For the first time in my life, I completed a jigsaw puzzle
all by myself. I remember doing puzzles with my mother as a teenager. Looking
back on it I realize it was usually during times of stress and change in my
life. I think it was something we could do together that was slow, focused and
meditative. My motor skills have also always been a bit wonky do to some misprocessing
stuff in my brain. I think in her infinite mommy wisdom she knew this would be
good for me.
So as a quarter closed, I was dealing and as I was facing a
job interview (I got the job, more on that later blog entries) I almost instinctively
felt a strong desire to do a puzzle.
I started just the way momma taught me, painstakingly
sorting through the pieces so that I could separate the edges from the
non-edges.
For a week I worked on the puzzle bit by bit. Each day more
of the picture came together. It was a slow process. Sometimes it felt like I was not getting very far at all. I
started taking photos of it, to gage my process. When I compared the photos it became clear that I was indeed
moving forward, things were happening.
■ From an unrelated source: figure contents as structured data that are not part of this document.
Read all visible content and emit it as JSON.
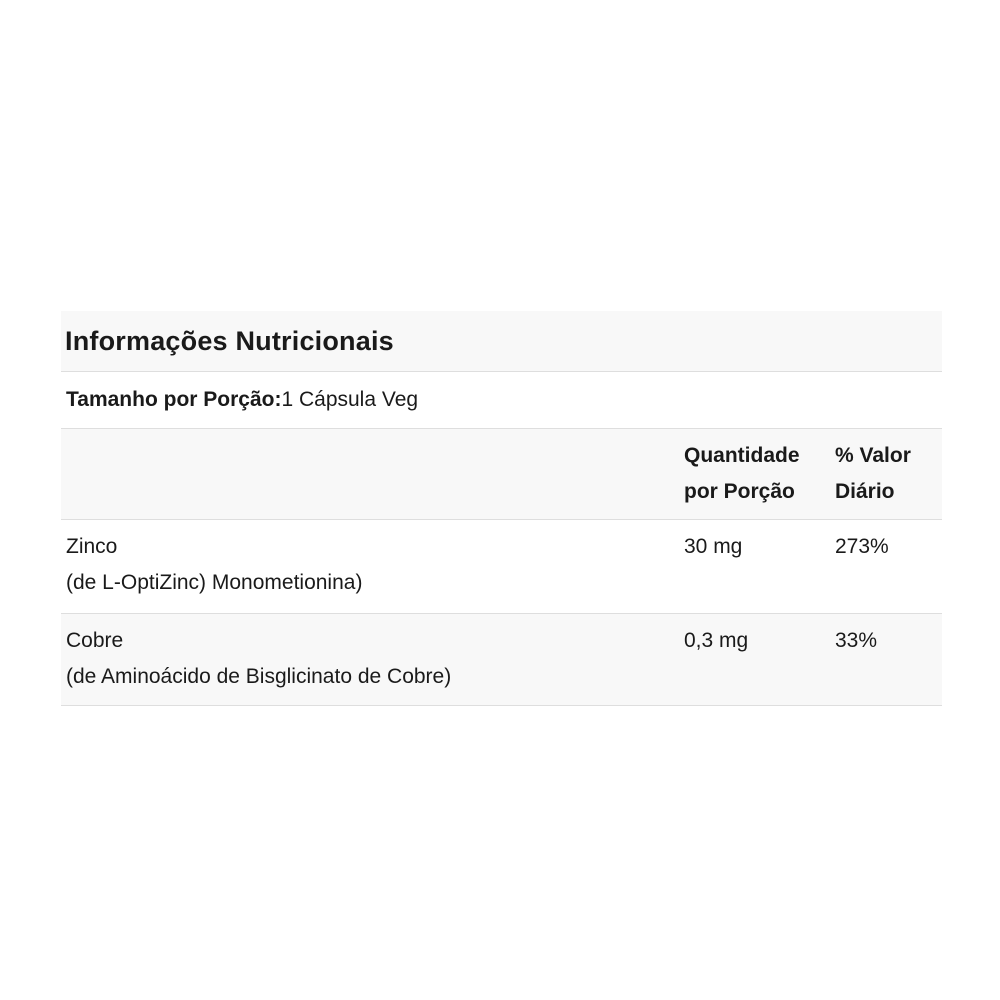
{
  "nutrition_table": {
    "title": "Informações Nutricionais",
    "serving_label": "Tamanho por Porção:",
    "serving_value": "1 Cápsula Veg",
    "col_amount_header": "Quantidade por Porção",
    "col_dv_header": "% Valor Diário",
    "rows": [
      {
        "name": "Zinco",
        "source": "(de L-OptiZinc) Monometionina)",
        "amount": "30 mg",
        "daily_value": "273%"
      },
      {
        "name": "Cobre",
        "source": "(de Aminoácido de Bisglicinato de Cobre)",
        "amount": "0,3 mg",
        "daily_value": "33%"
      }
    ],
    "colors": {
      "stripe_bg": "#f8f8f8",
      "divider": "#dedede",
      "text": "#1a1a1a"
    }
  }
}
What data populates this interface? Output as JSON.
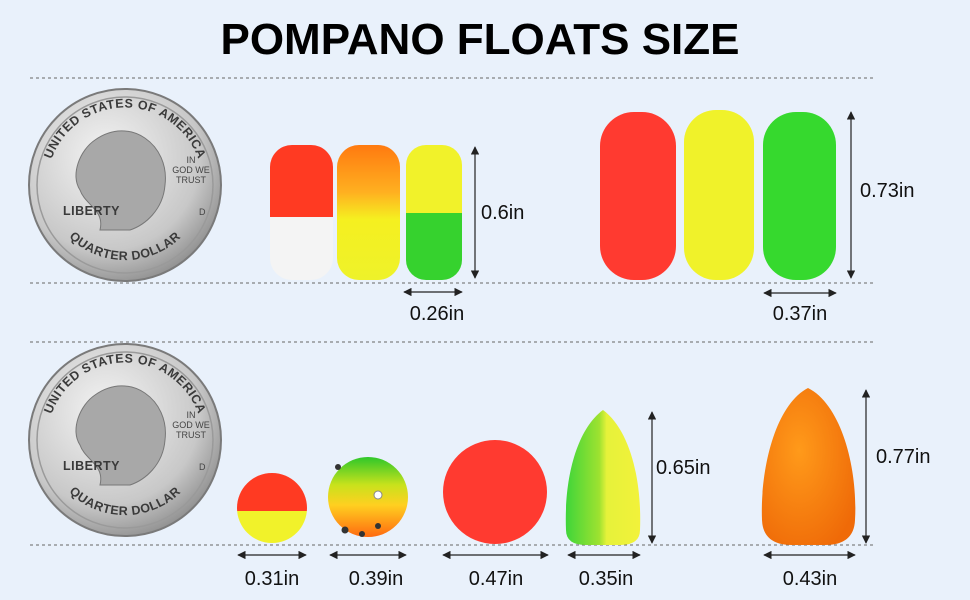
{
  "title": "POMPANO FLOATS SIZE",
  "coin": {
    "top": "UNITED STATES OF AMERICA",
    "left": "LIBERTY",
    "motto": [
      "IN",
      "GOD WE",
      "TRUST"
    ],
    "mint": "D",
    "bottom": "QUARTER DOLLAR"
  },
  "rows": [
    {
      "heights": [
        "0.6in",
        "0.73in"
      ],
      "widths": [
        "0.26in",
        "0.37in"
      ]
    },
    {
      "heights": [
        "0.65in",
        "0.77in"
      ],
      "widths": [
        "0.31in",
        "0.39in",
        "0.47in",
        "0.35in",
        "0.43in"
      ]
    }
  ]
}
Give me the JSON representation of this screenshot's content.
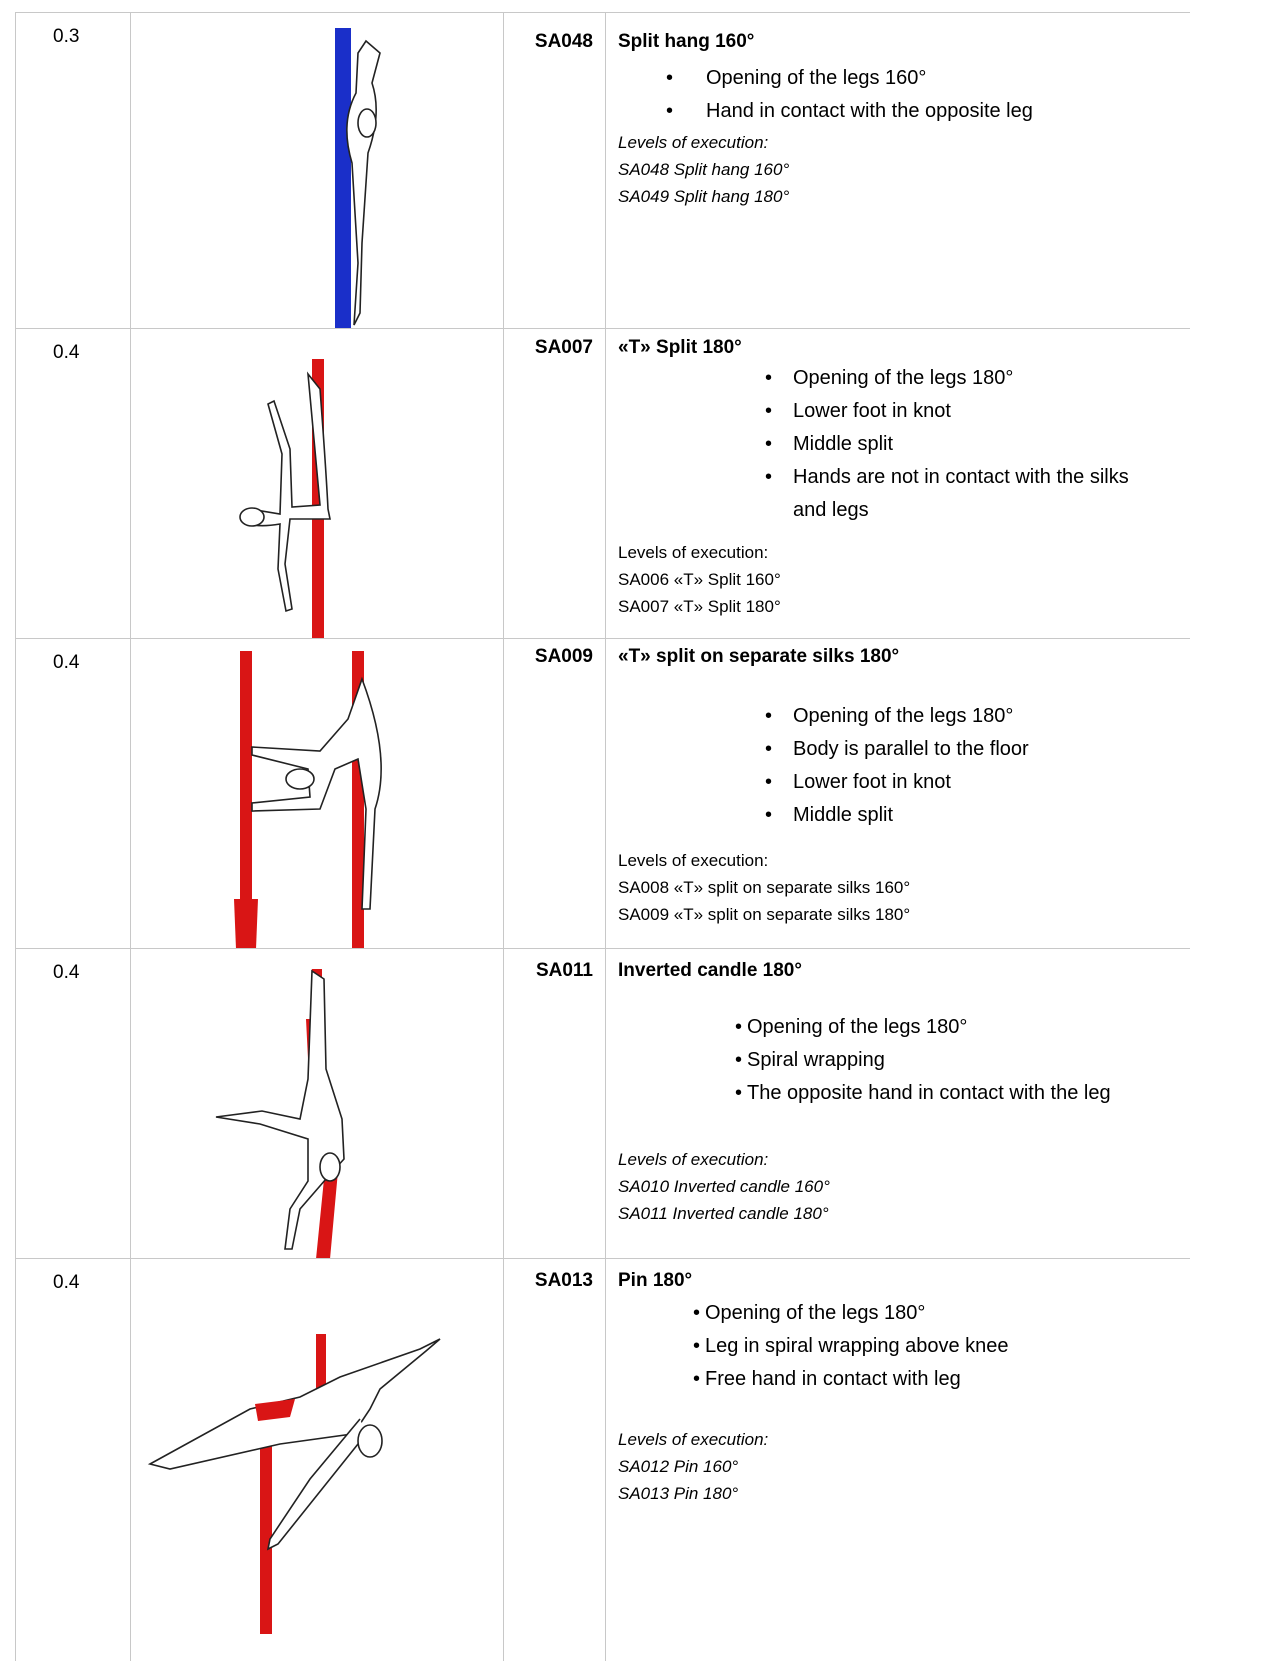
{
  "table": {
    "rows": [
      {
        "value": "0.3",
        "code": "SA048",
        "title": "Split hang 160°",
        "bullets": [
          "Opening of the legs 160°",
          "Hand in contact with the opposite leg"
        ],
        "levels_heading": "Levels of execution:",
        "levels": [
          "SA048 Split hang 160°",
          "SA049 Split hang 180°"
        ]
      },
      {
        "value": "0.4",
        "code": "SA007",
        "title": "«T» Split 180°",
        "bullets": [
          "Opening of the legs 180°",
          "Lower foot in knot",
          "Middle split",
          "Hands are not in contact with the silks and legs"
        ],
        "levels_heading": "Levels of execution:",
        "levels": [
          "SA006 «T» Split 160°",
          "SA007 «T» Split 180°"
        ]
      },
      {
        "value": "0.4",
        "code": "SA009",
        "title": "«T» split on separate silks 180°",
        "bullets": [
          "Opening of the legs 180°",
          "Body is parallel to the floor",
          "Lower foot in knot",
          "Middle split"
        ],
        "levels_heading": "Levels of execution:",
        "levels": [
          "SA008 «T» split on separate silks 160°",
          "SA009 «T» split on separate silks 180°"
        ]
      },
      {
        "value": "0.4",
        "code": "SA011",
        "title": "Inverted candle 180°",
        "bullets": [
          "Opening of the legs 180°",
          "Spiral wrapping",
          "The opposite hand in contact with the leg"
        ],
        "levels_heading": "Levels of execution:",
        "levels": [
          "SA010 Inverted candle 160°",
          "SA011 Inverted candle 180°"
        ]
      },
      {
        "value": "0.4",
        "code": "SA013",
        "title": "Pin 180°",
        "bullets": [
          "Opening of the legs 180°",
          "Leg in spiral wrapping above knee",
          "Free hand in contact with leg"
        ],
        "levels_heading": "Levels of execution:",
        "levels": [
          "SA012 Pin 160°",
          "SA013 Pin 180°"
        ]
      }
    ]
  }
}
I was making strides to get to were I
wanted to be.
The reason I write this entry is not to confess what a nerd
I am (although I am, and I own it) but to explain how doing this puzzle was a
micro example of life in general.
Sometimes we don’t realize how much progress we are making to create the
big picture. We forget where we are going, and get stuck in the trial and error,
the slowness of the process. But the truth is, it is coming together piece by
piece even if we don’t see it.
Oh and for the record I completed the puzzle, but lost one
piece. Which helps make my other
point about life… sometimes it does not work the way you want it to, but you
move on, and learn to be content with what did go right.